Black hole bound states in AdS_3 x S^2

TL;DR

This paper constructs and analyzes geometries dual to 1+1D (0,4) CFTs from wrapped M5-branes, revealing black hole bound states, phase transitions, and instabilities in AdS_3 x S^2 backgrounds, with implications for dual CFTs.

Contribution

It systematically constructs dual geometries, explores black hole bound states, and links solution components to attractor flow trees, advancing understanding of AdS_3 x S^2 holography.

Findings

Existence of multicentered black hole bound states.

Identification of a thermodynamic instability of small supersymmetric BTZ black holes.

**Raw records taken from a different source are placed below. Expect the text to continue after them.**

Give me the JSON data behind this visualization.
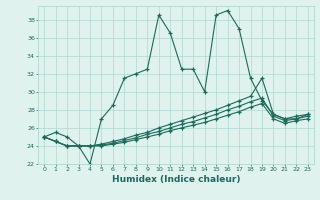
{
  "xlabel": "Humidex (Indice chaleur)",
  "line_color": "#1a6b5a",
  "bg_color": "#dff2ee",
  "grid_color": "#b0d8d0",
  "xlim": [
    -0.5,
    23.5
  ],
  "ylim": [
    22,
    39.5
  ],
  "yticks": [
    22,
    24,
    26,
    28,
    30,
    32,
    34,
    36,
    38
  ],
  "xticks": [
    0,
    1,
    2,
    3,
    4,
    5,
    6,
    7,
    8,
    9,
    10,
    11,
    12,
    13,
    14,
    15,
    16,
    17,
    18,
    19,
    20,
    21,
    22,
    23
  ],
  "series1": [
    25.0,
    25.5,
    25.0,
    24.0,
    22.0,
    27.0,
    28.5,
    31.5,
    32.0,
    32.5,
    38.5,
    36.5,
    32.5,
    32.5,
    30.0,
    38.5,
    39.0,
    37.0,
    31.5,
    29.0,
    27.5,
    27.0,
    27.0,
    27.5
  ],
  "series2": [
    25.0,
    24.5,
    24.0,
    24.0,
    24.0,
    24.2,
    24.5,
    24.8,
    25.2,
    25.5,
    26.0,
    26.4,
    26.8,
    27.2,
    27.6,
    28.0,
    28.5,
    29.0,
    29.5,
    31.5,
    27.5,
    27.0,
    27.3,
    27.5
  ],
  "series3": [
    25.0,
    24.5,
    24.0,
    24.0,
    24.0,
    24.1,
    24.3,
    24.6,
    24.9,
    25.3,
    25.6,
    26.0,
    26.4,
    26.7,
    27.1,
    27.5,
    28.0,
    28.4,
    28.9,
    29.3,
    27.3,
    26.8,
    27.0,
    27.3
  ],
  "series4": [
    25.0,
    24.5,
    24.0,
    24.0,
    24.0,
    24.0,
    24.2,
    24.4,
    24.7,
    25.0,
    25.3,
    25.7,
    26.0,
    26.3,
    26.6,
    27.0,
    27.4,
    27.8,
    28.3,
    28.7,
    27.0,
    26.5,
    26.8,
    27.0
  ]
}
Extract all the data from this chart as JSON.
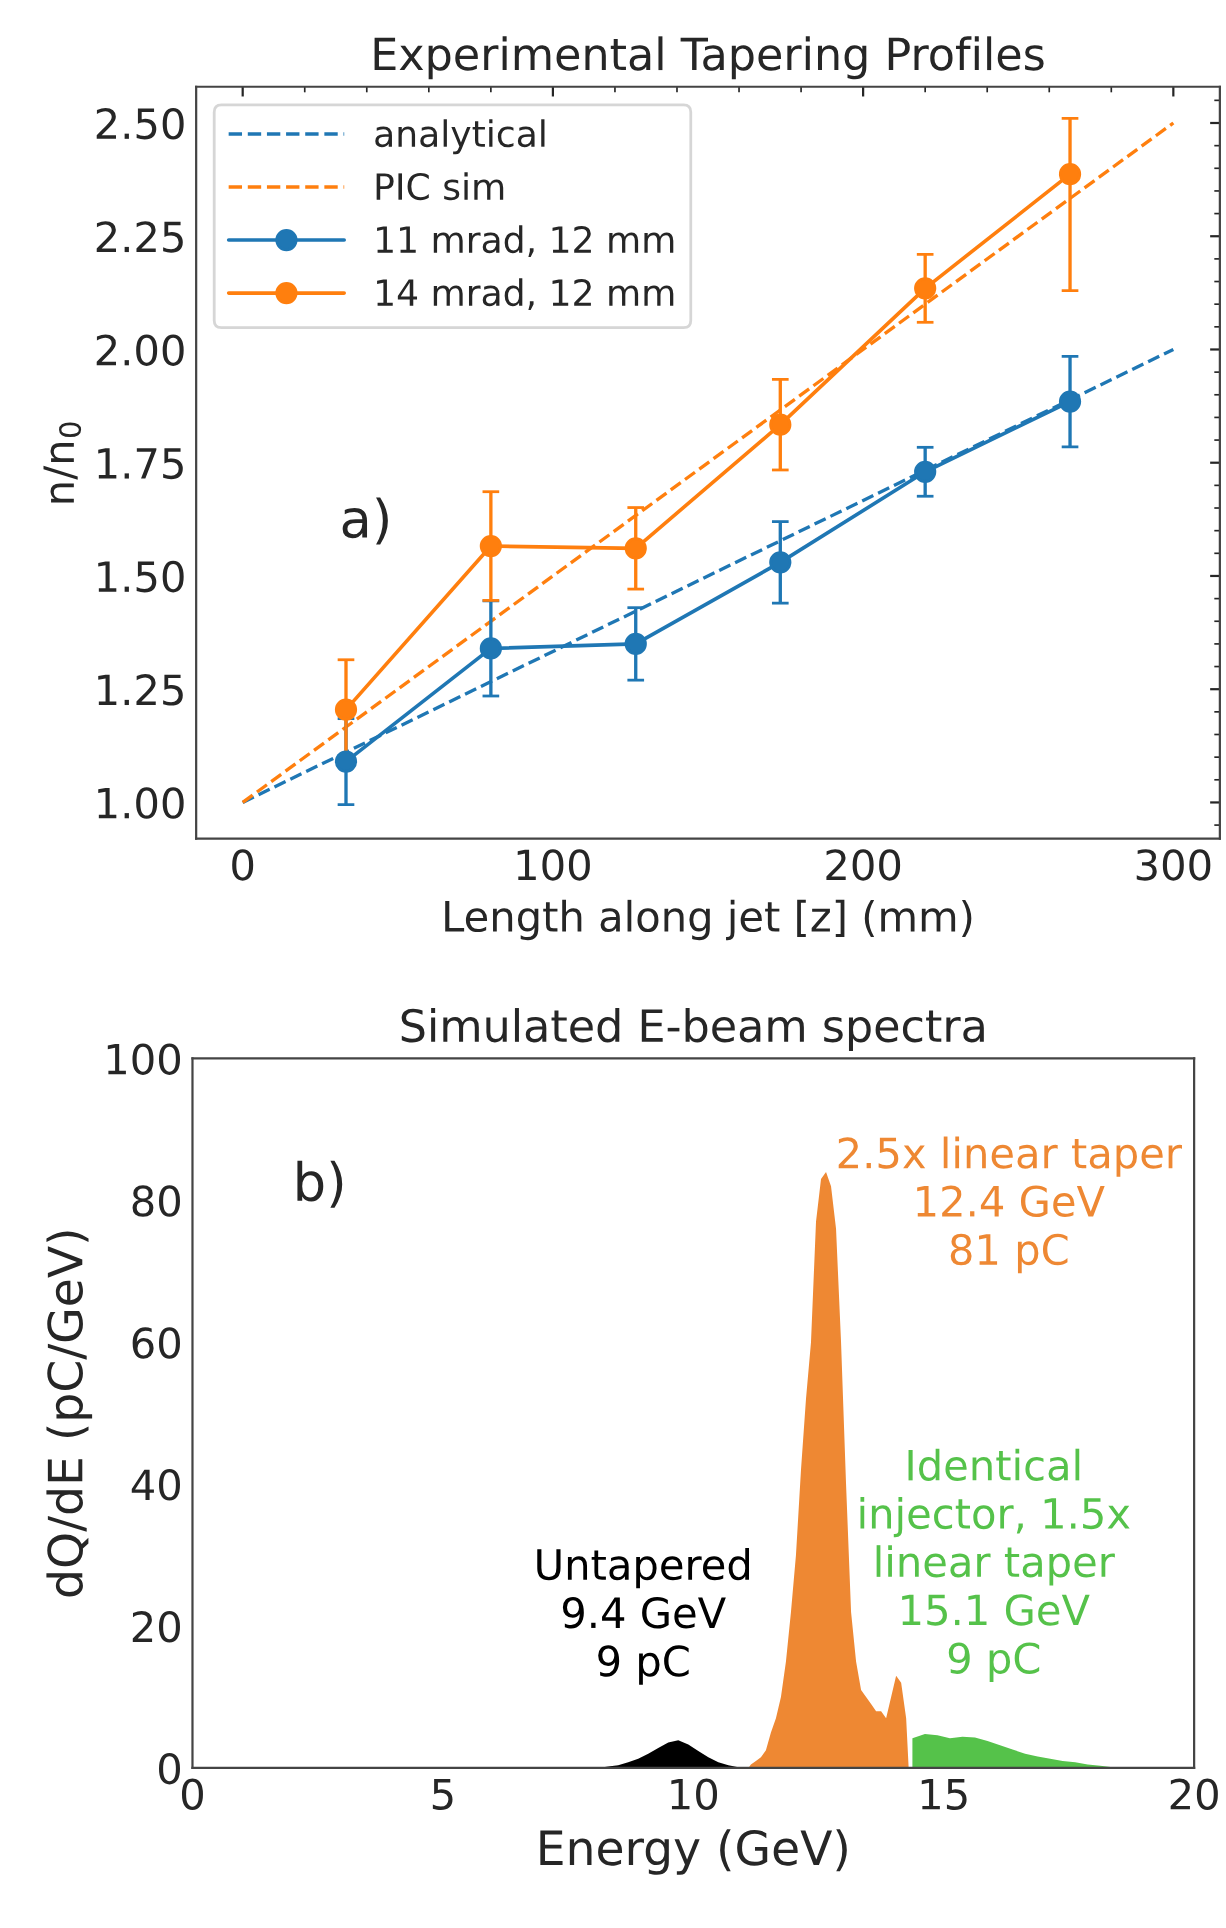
{
  "chart_data": [
    {
      "type": "line",
      "title": "Experimental Tapering Profiles",
      "xlabel": "Length along jet [z] (mm)",
      "ylabel": "n/n$_{0}$",
      "x": [
        33.3,
        80,
        126.7,
        173.3,
        220,
        266.7
      ],
      "series": [
        {
          "name": "analytical",
          "color": "#1f77b4",
          "x": [
            0,
            300
          ],
          "values": [
            1.0,
            2.0
          ],
          "line_style": "dashed",
          "marker": "none"
        },
        {
          "name": "PIC sim",
          "color": "#ff7f0e",
          "x": [
            0,
            300
          ],
          "values": [
            1.0,
            2.5
          ],
          "line_style": "dashed",
          "marker": "none"
        },
        {
          "name": "11 mrad, 12 mm",
          "color": "#1f77b4",
          "values": [
            1.09,
            1.34,
            1.35,
            1.53,
            1.73,
            1.885
          ],
          "errors": [
            0.095,
            0.105,
            0.08,
            0.09,
            0.054,
            0.1
          ],
          "line_style": "solid",
          "marker": "circle"
        },
        {
          "name": "14 mrad, 12 mm",
          "color": "#ff7f0e",
          "values": [
            1.205,
            1.566,
            1.561,
            1.834,
            2.135,
            2.387
          ],
          "errors": [
            0.11,
            0.12,
            0.09,
            0.1,
            0.075,
            [
              2.13,
              2.51
            ]
          ],
          "line_style": "solid",
          "marker": "circle"
        }
      ],
      "xlim": [
        -15,
        315
      ],
      "ylim": [
        0.92,
        2.58
      ],
      "xticks": [
        0,
        100,
        200,
        300
      ],
      "yticks": [
        {
          "value": 1.0,
          "label": "1.00"
        },
        {
          "value": 1.25,
          "label": "1.25"
        },
        {
          "value": 1.5,
          "label": "1.50"
        },
        {
          "value": 1.75,
          "label": "1.75"
        },
        {
          "value": 2.0,
          "label": "2.00"
        },
        {
          "value": 2.25,
          "label": "2.25"
        },
        {
          "value": 2.5,
          "label": "2.50"
        }
      ],
      "legend": "top left",
      "grid": false,
      "annotations": [
        "a)"
      ]
    },
    {
      "type": "area",
      "title": "Simulated E-beam spectra",
      "xlabel": "Energy (GeV)",
      "ylabel": "dQ/dE (pC/GeV)",
      "series": [
        {
          "name": "Untapered\n9.4 GeV\n9 pC",
          "color": "#000000",
          "x": [
            8.1,
            8.3,
            8.5,
            8.7,
            8.9,
            9.1,
            9.3,
            9.5,
            9.7,
            9.9,
            10.1,
            10.3,
            10.5,
            10.7,
            10.9,
            11.1
          ],
          "values": [
            0,
            0.2,
            0.4,
            0.8,
            1.3,
            2.0,
            2.8,
            3.6,
            3.9,
            3.3,
            2.4,
            1.5,
            0.8,
            0.4,
            0.1,
            0
          ]
        },
        {
          "name": "Identical\ninjector, 1.5x\nlinear taper\n15.1 GeV\n9 pC",
          "color": "#55c24a",
          "x": [
            14.375,
            14.625,
            14.875,
            15.125,
            15.375,
            15.625,
            15.875,
            16.125,
            16.375,
            16.625,
            16.875,
            17.125,
            17.375,
            17.625,
            17.875,
            18.125,
            18.375,
            18.5
          ],
          "values": [
            4.2,
            4.8,
            4.6,
            4.2,
            4.4,
            4.3,
            3.8,
            3.2,
            2.6,
            2.0,
            1.6,
            1.3,
            1.0,
            0.8,
            0.5,
            0.3,
            0.1,
            0
          ]
        },
        {
          "name": "2.5x linear taper\n12.4 GeV\n81 pC",
          "color": "#ee8833",
          "x": [
            11.1,
            11.15,
            11.25,
            11.35,
            11.45,
            11.55,
            11.65,
            11.75,
            11.85,
            11.95,
            12.05,
            12.15,
            12.25,
            12.35,
            12.45,
            12.55,
            12.65,
            12.75,
            12.85,
            12.95,
            13.05,
            13.15,
            13.25,
            13.35,
            13.45,
            13.55,
            13.65,
            13.75,
            13.85,
            13.95,
            14.05,
            14.15,
            14.25,
            14.3
          ],
          "values": [
            0,
            0.5,
            1,
            1.5,
            2.5,
            5,
            7,
            10,
            15,
            22,
            30,
            42,
            52,
            60,
            77,
            83,
            84,
            82,
            76,
            60,
            40,
            22,
            15,
            11,
            10,
            9,
            8,
            8,
            7,
            10,
            13,
            12,
            7,
            0
          ]
        }
      ],
      "xlim": [
        0,
        20
      ],
      "ylim": [
        0,
        100
      ],
      "xticks": [
        0,
        5,
        10,
        15,
        20
      ],
      "yticks": [
        0,
        20,
        40,
        60,
        80,
        100
      ],
      "grid": false,
      "annotations": [
        "b)"
      ]
    }
  ]
}
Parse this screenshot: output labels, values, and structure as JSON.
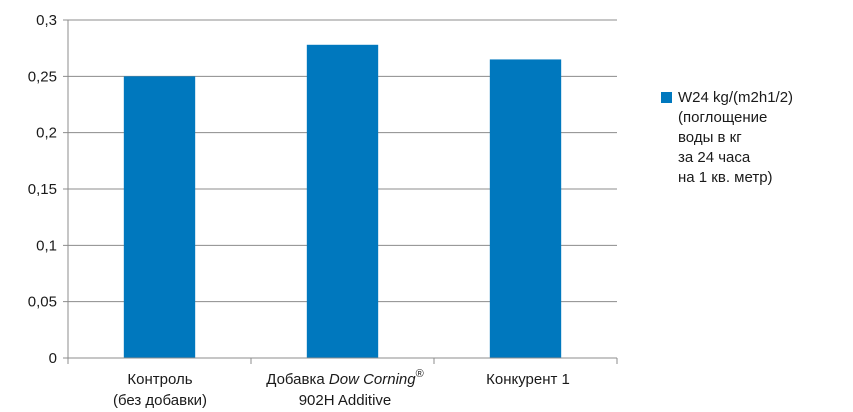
{
  "chart_data": {
    "type": "bar",
    "categories": [
      [
        "Контроль",
        "(без добавки)"
      ],
      [
        "Добавка Dow Corning® 902H Additive"
      ],
      [
        "Конкурент 1"
      ]
    ],
    "category_labels": {
      "c0_line1": "Контроль",
      "c0_line2": "(без добавки)",
      "c1_line1_a": "Добавка ",
      "c1_line1_b": "Dow Corning",
      "c1_line1_sup": "®",
      "c1_line2": "902H Additive",
      "c2_line1": "Конкурент 1"
    },
    "series": [
      {
        "name": "W24 kg/(m2h1/2) (поглощение воды в кг за 24 часа на 1 кв. метр)",
        "values": [
          0.25,
          0.278,
          0.265
        ],
        "color": "#0078be"
      }
    ],
    "ylim": [
      0,
      0.3
    ],
    "yticks": [
      0,
      0.05,
      0.1,
      0.15,
      0.2,
      0.25,
      0.3
    ],
    "ytick_labels": [
      "0",
      "0,05",
      "0,1",
      "0,15",
      "0,2",
      "0,25",
      "0,3"
    ],
    "grid": true,
    "legend_position": "right",
    "xlabel": "",
    "ylabel": "",
    "title": ""
  },
  "legend": {
    "lines": [
      "W24 kg/(m2h1/2)",
      "(поглощение",
      "воды в кг",
      "за 24 часа",
      "на 1 кв. метр)"
    ]
  }
}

Proposal of a phase transition related to localization on S^2.

Abstract

We systematically construct the geometries dual to the 1+1 dimensional (0,4) conformal field theories that arise in the low-energy description of wrapped M5-branes in S^1 x CY_3 compactifications of M-theory. This includes a large number of multicentered black hole bound states asymptotic to AdS_3 x S^2. In addition, we find many geometries that develop multiple, mutually decoupled AdS_3 x S^2 throats. We argue there is a useful one to one correspondence between the connected components of the space of solutions and particular limits of type IIA attractor flow trees. We point out that there is a thermodynamic instability of small supersymmetric BTZ black holes to localization on the S^2, a supersymmetric and exactly solvable analog of the well known AdS-Schwarzschild localization instability, and identify this with the ``Entropy Enigma'' in four dimensions. We discuss the phase transition this suggests, and initiate the CFT interpretation of these results.